The Centre today reached an agreement with those protesting for medical relief for the Bhopal gas tragedy victims and environmental recovery of the site of the Union Carbide plant from where the gas leak had occurred in 1984.

The organisations representing the victims today announced that they would call off their three-month-old agitation tomorrow. This was after the government agreed to form an autonomous commission to take care of medical, social and environmental grievances of the victims as well as the contamination of ground water by the toxic waste that has been dumped at the site.

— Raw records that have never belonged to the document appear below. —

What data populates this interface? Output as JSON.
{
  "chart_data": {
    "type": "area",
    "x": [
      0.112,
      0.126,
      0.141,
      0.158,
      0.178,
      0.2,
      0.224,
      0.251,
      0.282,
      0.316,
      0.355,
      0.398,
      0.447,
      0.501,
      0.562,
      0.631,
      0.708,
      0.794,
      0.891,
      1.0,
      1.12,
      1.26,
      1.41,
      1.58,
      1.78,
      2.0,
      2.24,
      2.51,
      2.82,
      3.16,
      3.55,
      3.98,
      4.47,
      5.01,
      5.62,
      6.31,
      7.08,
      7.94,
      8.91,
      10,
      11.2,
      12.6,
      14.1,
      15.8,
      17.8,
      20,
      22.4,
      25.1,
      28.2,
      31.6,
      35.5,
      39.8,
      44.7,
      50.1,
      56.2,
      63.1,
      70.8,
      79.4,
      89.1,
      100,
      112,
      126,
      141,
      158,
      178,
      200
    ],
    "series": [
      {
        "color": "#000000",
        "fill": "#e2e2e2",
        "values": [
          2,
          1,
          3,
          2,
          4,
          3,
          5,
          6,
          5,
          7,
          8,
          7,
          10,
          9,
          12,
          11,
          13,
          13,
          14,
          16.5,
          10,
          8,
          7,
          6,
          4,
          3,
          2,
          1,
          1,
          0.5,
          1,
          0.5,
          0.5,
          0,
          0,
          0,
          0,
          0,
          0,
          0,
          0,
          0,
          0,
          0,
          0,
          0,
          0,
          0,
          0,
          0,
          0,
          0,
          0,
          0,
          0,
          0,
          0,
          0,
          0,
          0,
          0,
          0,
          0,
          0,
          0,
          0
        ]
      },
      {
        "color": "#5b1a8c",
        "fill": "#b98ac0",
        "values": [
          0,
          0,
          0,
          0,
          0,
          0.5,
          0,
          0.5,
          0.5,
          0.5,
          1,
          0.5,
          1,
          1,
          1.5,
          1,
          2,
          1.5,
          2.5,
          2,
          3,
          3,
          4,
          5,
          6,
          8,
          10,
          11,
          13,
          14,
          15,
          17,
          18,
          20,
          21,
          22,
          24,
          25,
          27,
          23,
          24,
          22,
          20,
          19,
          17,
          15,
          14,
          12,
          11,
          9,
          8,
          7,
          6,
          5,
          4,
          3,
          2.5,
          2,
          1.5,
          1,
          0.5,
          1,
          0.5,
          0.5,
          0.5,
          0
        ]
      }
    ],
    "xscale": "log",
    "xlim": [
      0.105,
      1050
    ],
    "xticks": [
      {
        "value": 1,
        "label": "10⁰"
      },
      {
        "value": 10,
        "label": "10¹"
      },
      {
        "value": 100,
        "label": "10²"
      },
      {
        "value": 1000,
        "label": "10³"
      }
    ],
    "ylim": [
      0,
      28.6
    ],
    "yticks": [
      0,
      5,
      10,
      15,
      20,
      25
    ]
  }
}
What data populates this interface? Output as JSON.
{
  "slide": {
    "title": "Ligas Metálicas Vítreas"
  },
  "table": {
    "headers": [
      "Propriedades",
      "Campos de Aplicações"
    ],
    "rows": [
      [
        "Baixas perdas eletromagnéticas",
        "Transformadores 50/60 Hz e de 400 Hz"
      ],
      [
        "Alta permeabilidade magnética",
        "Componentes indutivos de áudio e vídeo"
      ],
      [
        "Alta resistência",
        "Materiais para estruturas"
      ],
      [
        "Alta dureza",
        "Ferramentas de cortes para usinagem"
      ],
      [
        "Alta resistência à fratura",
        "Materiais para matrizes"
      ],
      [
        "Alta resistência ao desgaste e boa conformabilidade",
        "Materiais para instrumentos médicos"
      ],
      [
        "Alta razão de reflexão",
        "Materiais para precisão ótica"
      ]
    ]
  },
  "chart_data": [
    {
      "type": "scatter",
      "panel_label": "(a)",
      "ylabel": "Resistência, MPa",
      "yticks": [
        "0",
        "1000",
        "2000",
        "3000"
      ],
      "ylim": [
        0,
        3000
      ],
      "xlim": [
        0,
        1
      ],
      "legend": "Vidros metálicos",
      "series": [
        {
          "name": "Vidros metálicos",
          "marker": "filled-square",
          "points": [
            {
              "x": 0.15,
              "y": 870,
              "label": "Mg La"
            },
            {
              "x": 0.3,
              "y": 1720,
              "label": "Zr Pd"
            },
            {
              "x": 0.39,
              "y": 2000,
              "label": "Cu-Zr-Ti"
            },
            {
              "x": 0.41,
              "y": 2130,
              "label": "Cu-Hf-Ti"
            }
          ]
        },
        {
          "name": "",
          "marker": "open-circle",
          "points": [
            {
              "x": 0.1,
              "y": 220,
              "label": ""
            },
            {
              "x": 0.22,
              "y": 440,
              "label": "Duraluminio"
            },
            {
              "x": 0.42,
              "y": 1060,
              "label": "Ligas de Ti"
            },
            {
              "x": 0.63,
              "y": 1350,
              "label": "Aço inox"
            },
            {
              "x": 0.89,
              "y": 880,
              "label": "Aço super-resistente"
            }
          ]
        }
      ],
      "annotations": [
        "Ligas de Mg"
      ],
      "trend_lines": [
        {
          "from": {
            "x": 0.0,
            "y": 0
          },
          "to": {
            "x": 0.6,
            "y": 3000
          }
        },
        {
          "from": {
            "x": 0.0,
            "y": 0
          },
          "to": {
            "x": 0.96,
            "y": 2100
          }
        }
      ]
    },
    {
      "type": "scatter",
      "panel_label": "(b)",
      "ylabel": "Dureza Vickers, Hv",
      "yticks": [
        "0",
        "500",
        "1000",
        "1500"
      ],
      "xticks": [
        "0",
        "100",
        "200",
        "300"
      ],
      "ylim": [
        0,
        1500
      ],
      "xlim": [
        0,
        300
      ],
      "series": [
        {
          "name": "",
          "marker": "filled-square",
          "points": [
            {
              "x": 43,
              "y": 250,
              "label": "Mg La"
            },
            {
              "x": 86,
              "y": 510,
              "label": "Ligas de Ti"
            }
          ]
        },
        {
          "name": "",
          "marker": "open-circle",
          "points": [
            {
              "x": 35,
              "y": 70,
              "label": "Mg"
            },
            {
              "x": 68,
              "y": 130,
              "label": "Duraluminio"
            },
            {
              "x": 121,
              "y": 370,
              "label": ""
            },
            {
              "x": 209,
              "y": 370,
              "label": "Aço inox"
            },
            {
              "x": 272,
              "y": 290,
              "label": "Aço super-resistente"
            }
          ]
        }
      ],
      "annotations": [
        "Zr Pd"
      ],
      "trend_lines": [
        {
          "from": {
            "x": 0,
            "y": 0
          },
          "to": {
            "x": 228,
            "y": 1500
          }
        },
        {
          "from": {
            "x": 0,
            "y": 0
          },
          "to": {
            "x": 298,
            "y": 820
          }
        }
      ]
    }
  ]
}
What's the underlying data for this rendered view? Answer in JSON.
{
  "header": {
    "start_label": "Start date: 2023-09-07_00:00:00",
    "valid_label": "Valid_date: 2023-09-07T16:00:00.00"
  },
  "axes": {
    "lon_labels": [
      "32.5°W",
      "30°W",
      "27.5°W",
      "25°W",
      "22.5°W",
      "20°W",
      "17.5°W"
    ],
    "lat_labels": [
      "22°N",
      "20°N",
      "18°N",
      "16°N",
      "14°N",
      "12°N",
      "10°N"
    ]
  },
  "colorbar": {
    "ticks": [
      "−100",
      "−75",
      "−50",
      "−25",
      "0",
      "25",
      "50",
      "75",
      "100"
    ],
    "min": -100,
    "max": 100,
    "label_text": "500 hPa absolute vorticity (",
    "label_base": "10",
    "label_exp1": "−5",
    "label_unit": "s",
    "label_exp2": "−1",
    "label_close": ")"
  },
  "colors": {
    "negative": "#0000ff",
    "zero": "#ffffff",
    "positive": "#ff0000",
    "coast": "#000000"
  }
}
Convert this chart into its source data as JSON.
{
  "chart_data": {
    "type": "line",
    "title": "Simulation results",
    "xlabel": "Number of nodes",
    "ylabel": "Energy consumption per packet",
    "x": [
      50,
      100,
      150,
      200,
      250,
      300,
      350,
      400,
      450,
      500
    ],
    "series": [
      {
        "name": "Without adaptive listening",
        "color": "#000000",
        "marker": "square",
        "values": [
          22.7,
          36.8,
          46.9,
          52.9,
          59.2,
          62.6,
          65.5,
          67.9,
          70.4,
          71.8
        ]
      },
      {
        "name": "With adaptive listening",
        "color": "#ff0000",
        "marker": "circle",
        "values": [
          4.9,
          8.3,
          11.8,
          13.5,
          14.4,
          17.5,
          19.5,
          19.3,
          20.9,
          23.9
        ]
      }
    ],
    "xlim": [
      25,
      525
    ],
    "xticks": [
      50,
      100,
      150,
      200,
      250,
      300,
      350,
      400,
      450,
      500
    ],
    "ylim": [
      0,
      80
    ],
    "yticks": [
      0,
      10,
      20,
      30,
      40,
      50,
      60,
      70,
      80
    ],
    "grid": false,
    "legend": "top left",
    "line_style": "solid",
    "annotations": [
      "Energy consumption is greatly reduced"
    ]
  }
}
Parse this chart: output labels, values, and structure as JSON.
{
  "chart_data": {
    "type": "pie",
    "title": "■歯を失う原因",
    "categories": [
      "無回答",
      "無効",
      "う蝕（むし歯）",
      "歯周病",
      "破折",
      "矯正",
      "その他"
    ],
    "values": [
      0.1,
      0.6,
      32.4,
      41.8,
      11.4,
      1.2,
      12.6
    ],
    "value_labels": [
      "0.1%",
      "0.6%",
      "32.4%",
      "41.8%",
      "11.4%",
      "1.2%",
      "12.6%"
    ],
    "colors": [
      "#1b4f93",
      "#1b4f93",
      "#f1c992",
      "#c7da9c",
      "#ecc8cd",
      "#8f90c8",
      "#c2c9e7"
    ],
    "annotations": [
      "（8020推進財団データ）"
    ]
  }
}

Union Minister of Chemicals and Fertilisers Ram Vilas Paswan will tomorrow announce the government’s willingness to continue to demand the compensation amount from the company. Dow has been refusing to accept responsibility.

However, the end of the agitation, being carried out from New Delhi, will hardly be the end of troubles for Dow Chemicals as most agitating groups will now put their weight behind a Dow Quit India agitation, to be launched from Pune on August 9. Dow’s R&D centre in a village in Chakan, Pune, was recently razed by Warkaris, the devotees of Sant Tukaram.

The sect, which has thousands of followers in Maharashtra, owned up to the offence and has vowed to oust Dow from Pune. The agitation, beginning in Pune, will have 100,000 Warkaris joining on the first day, says Sarangi. Dow Chemicals continues to maintain that it is being targeted for no reason.

“For 16 years, the National Chemical Laboratory has been functioning in Pune and that was what prompted Dow to set up its R&D centre in Pune. It is unfortunate that the villagers are being misled,” said a spokesperson for the company.